Me llamo María González y resido en un pintoresco rincón de Burgos, allí donde las viejas piedras de Castilla y León susurran historias del pasado. Hace poco, fui a la consulta del dermatólogo y me senté en la sala de espera. A mi lado se acomodó una dama elegante, con una sonrisa cautivadora. Comenzamos a conversar, y sus palabras pronto transformaron mi forma de ver la vida. No era solo una conversación amena, sino un relato inspirador que me llevó a cuestionar aquello que consideraba inmutable.
Desde el primer instante me llamó la atención su estilo: manos cuidadas, un peinado impecable, ropa que parecía hecha a medida.

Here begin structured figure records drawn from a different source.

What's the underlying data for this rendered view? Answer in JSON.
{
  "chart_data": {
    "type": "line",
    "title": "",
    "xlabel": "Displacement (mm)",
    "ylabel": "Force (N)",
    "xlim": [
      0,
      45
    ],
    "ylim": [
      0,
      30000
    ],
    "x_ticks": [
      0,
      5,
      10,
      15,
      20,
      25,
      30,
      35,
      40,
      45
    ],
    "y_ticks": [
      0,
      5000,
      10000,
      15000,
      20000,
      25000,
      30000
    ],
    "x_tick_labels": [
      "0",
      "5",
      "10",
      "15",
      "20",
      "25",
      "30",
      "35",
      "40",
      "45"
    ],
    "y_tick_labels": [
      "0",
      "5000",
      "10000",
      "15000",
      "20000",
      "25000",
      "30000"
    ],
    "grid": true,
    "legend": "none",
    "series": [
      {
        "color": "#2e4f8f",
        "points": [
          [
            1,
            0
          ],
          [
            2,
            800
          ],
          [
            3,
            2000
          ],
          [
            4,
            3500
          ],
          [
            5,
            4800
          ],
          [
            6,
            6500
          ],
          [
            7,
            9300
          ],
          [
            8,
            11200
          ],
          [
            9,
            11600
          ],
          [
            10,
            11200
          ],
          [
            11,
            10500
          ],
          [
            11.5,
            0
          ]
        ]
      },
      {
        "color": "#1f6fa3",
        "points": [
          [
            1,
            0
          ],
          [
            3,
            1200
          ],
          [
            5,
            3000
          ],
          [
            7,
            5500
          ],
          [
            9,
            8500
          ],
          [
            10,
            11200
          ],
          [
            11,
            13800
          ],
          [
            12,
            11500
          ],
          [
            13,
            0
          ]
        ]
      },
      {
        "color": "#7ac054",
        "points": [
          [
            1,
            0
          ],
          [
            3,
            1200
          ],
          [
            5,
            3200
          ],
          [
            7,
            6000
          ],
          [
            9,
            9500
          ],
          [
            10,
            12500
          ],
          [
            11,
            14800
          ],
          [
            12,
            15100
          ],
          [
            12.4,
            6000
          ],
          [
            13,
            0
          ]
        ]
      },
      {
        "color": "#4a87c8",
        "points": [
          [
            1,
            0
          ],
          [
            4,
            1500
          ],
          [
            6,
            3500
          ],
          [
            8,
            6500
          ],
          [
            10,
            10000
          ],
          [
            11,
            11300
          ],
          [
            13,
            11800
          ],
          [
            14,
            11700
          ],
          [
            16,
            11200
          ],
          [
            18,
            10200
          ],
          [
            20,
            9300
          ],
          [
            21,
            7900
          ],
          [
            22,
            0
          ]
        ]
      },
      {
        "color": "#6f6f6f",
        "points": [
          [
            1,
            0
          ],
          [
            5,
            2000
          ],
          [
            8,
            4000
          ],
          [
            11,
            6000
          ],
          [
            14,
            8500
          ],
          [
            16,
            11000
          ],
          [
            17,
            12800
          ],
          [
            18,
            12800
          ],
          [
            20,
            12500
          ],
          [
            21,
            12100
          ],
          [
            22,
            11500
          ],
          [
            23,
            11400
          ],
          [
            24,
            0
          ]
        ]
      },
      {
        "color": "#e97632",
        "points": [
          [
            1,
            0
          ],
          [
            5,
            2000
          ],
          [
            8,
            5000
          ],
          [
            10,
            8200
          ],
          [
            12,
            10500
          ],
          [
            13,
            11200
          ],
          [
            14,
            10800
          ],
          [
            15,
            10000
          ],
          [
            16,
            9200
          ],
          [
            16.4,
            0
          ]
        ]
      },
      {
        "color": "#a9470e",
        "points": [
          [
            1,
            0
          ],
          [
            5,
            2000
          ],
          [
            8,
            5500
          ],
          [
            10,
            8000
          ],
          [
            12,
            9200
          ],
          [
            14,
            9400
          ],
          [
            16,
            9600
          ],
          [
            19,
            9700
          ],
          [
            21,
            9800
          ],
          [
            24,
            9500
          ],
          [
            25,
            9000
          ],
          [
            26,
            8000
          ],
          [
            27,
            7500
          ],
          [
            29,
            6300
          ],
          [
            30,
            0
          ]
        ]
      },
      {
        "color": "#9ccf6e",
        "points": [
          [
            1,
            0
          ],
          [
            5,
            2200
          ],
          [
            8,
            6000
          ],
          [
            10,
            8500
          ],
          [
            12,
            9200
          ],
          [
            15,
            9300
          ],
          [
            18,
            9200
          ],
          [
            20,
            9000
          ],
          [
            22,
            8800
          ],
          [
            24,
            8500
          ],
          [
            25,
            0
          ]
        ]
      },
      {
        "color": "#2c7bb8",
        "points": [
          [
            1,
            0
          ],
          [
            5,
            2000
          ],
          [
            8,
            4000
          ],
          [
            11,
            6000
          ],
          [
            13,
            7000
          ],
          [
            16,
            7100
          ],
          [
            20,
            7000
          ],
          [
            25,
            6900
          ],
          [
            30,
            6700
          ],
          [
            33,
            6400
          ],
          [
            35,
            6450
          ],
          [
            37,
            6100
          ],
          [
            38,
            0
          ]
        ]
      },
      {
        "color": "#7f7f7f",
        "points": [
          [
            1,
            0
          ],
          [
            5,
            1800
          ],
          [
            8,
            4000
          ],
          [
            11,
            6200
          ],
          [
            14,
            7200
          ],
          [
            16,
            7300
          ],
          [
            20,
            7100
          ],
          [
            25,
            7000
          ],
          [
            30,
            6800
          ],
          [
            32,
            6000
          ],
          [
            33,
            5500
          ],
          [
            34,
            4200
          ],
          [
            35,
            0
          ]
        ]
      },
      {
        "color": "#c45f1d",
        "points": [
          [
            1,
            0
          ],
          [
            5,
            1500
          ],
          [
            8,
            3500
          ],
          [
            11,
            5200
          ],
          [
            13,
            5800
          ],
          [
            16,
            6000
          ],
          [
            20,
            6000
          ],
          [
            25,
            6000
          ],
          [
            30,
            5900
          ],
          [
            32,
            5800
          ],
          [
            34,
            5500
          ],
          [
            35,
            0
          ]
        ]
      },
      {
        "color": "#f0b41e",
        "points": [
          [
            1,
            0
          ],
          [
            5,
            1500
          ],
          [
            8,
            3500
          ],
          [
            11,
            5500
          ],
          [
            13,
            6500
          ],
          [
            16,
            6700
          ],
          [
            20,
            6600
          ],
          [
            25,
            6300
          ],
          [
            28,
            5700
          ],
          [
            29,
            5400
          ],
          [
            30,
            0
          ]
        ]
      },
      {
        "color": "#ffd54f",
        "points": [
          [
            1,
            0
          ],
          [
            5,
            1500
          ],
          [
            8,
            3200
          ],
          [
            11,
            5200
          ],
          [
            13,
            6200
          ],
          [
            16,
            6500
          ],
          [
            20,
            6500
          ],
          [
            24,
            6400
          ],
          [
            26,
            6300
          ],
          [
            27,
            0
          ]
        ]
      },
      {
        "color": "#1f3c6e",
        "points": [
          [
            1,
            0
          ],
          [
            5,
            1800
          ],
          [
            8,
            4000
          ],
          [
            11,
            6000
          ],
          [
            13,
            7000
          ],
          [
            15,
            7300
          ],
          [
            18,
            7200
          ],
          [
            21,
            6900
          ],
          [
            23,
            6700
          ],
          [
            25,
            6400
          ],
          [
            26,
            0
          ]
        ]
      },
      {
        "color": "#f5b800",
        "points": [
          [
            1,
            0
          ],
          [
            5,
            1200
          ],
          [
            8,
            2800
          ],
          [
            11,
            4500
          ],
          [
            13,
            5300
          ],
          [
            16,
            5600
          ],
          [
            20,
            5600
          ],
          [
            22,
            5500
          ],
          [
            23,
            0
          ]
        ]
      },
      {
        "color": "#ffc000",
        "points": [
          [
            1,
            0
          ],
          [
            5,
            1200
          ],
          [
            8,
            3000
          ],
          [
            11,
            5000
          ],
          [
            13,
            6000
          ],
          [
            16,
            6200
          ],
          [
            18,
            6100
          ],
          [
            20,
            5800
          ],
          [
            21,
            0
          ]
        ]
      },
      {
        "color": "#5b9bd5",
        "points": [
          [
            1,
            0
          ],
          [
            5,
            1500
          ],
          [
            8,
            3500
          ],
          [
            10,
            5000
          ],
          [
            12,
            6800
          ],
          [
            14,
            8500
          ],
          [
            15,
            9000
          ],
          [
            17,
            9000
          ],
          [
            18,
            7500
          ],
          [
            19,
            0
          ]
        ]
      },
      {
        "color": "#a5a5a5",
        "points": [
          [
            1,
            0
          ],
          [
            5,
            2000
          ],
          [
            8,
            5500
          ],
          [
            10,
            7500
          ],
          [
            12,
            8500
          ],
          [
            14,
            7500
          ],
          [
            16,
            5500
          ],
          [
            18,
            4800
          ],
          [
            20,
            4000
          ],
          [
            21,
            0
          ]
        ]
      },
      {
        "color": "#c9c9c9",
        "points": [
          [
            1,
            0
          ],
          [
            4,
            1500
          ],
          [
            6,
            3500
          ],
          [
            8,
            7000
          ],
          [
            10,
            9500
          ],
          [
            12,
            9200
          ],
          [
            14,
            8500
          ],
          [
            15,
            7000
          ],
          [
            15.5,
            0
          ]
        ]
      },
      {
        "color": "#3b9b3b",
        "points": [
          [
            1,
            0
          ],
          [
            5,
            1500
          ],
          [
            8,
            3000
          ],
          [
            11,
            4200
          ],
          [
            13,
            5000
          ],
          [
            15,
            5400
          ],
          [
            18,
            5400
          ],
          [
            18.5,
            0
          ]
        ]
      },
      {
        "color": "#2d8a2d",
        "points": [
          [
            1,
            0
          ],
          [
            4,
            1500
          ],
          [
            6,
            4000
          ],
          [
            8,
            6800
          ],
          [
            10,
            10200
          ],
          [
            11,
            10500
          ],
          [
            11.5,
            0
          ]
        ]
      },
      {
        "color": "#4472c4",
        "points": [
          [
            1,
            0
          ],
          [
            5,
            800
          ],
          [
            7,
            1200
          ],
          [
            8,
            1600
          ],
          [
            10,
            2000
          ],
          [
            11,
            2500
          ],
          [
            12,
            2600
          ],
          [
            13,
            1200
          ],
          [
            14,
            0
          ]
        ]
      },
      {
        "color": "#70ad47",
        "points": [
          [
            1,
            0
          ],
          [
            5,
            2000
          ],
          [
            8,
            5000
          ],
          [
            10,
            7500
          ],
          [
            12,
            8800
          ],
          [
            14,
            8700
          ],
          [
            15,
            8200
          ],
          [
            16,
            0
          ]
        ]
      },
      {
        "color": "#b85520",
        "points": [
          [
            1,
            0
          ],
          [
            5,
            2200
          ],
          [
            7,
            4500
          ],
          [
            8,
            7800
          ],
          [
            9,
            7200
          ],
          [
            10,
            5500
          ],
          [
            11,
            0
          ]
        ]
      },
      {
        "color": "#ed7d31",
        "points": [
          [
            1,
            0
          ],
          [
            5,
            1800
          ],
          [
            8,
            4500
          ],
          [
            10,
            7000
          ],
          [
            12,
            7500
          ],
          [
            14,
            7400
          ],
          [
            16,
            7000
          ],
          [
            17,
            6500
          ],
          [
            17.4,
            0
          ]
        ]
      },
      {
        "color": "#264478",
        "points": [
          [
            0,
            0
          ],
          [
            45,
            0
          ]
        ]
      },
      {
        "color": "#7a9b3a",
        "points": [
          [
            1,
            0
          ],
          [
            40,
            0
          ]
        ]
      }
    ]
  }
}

Pensé que tendría unos 50 años, no más. Sin embargo, mencionó que había superado los 70. Me sorprendí al darme cuenta de que ni sus ojos ni su piel delataban su edad. Estaba llena de vida y energía, muy distinta de otras personas de su generación, encorvadas por los años y las preocupaciones. Esta mujer brillaba, y yo no podía apartar la mirada.
Me contó su vida con una franqueza luminosa. Estuvo casada dos veces y ahora estaba sola. Su primer marido, Fernando, la dejó cuando eran todavía jóvenes. El motivo era sencillo y cruel: ella no deseaba tener hijos. Desde el principio se lo dejó claro: soñaba con un matrimonio sin cunas y cochecitos. Pero al cumplir los treinta años, él empezó a presionarla: “Una familia completa incluye hijos, es hora de pensarlo”. Su instinto maternal nunca se despertó, y así, decidió no traicionar sus deseos. Hablaron con sinceridad, pero sus caminos se separaron; el divorcio fue mejor que una vida de mentiras.
Su segundo matrimonio fue con Carlos, un hombre divorciado con una hija. Él tampoco quería más hijos, lo cual los unió aún más. Vivieron en armonía, sin tocar el tema de tener hijos. Carlos incluso se alegraba de que ella compartiera su perspectiva. Trágicamente, un accidente de tráfico lo llevó antes de tiempo. Ella se quedó sola, pero la soledad no la agobió; más bien se convirtió en su libertad. “Soy feliz”, me dijo, mirándome a los ojos. “No tengo que ajustarme a las expectativas de nadie, vivo para mí”. En su voz había fuerza y serenidad, sin el más mínimo pesar.
Compartió historias de sus amigas, quienes siempre pusieron sus esperanzas en sus hijos. Ahora, solo suspiran al recordar que sus hijos tomaron caminos propios, dejando un vacío tras de sí. “Los hijos no están para cuidar de nosotros en la vejez”, comentó. “He visto eso y, por eso, nunca quise tenerlos”. Su vida está llena: viajes, libros, paseos matutinos al lado del río. La ausencia de hijos no es un vacío en su alma, sino alas que la mantienen a flote.
“¿Y qué hay del vaso de agua en la vejez?”, le pregunté, recordando el dicho popular. Ella se rió: “No moriré ni de sed ni de enfermedad. Mientras otros gastaban todo en sus hijos, yo ahorraba. Ahora tengo suficiente para contratar a una cuidadora para mis últimos días”. Sus palabras eran un desafío, no a la sociedad, sino al miedo de que sin hijos la vida carezca de significado. Ella había probado lo contrario: a sus 70 años, florece en lugar de marchitarse, vive disfrutando del presente, sin esperar gratitud ajena.
Mirándola, pensé en cómo a menudo nos encasillamos por temor a ser juzgados. Ella escogió su camino: sin voces infantiles en casa, sin pañales ni noches en vela, y esa elección la liberó. Su historia es un espejo: veo en ella a una mujer que no se rindió ante el “deber ser”. Su primer marido se fue, el segundo falleció, pero ella construyó una vida en la que es feliz en su propia compañía. Sus amigas se quejan de la indiferencia de sus hijos, mientras ella saborea su café matutino en silencio, sonriendo al nuevo día.
Ahora me cuestiono: ¿Y si tiene razón? Sus palabras me afectaron profundamente. He visto a conocidos envejecer en soledad a pesar de tener hijos, ver sus esperanzas desvanecerse cuando éstos olvidan llamar. Pero ella, a sus 70 años, no espera ayuda, no vive en el pasado ni anhela lo que no fue. Es libre como el viento sobre el Duero, y más feliz que nadie que conozca.
¿Qué opinan ustedes? ¿Concordarían con una elección así? Su vida es un desafío a los estereotipos, una prueba de que la felicidad no está en los hijos, sino en ser fiel a uno mismo. Salí del consultorio con su sonrisa grabada en mi memoria y pensando: quizá ha llegado el momento de dejar de temer a mis propios deseos. Ella no lamenta nada, y eso me lleva a replantearme todo lo que he creído.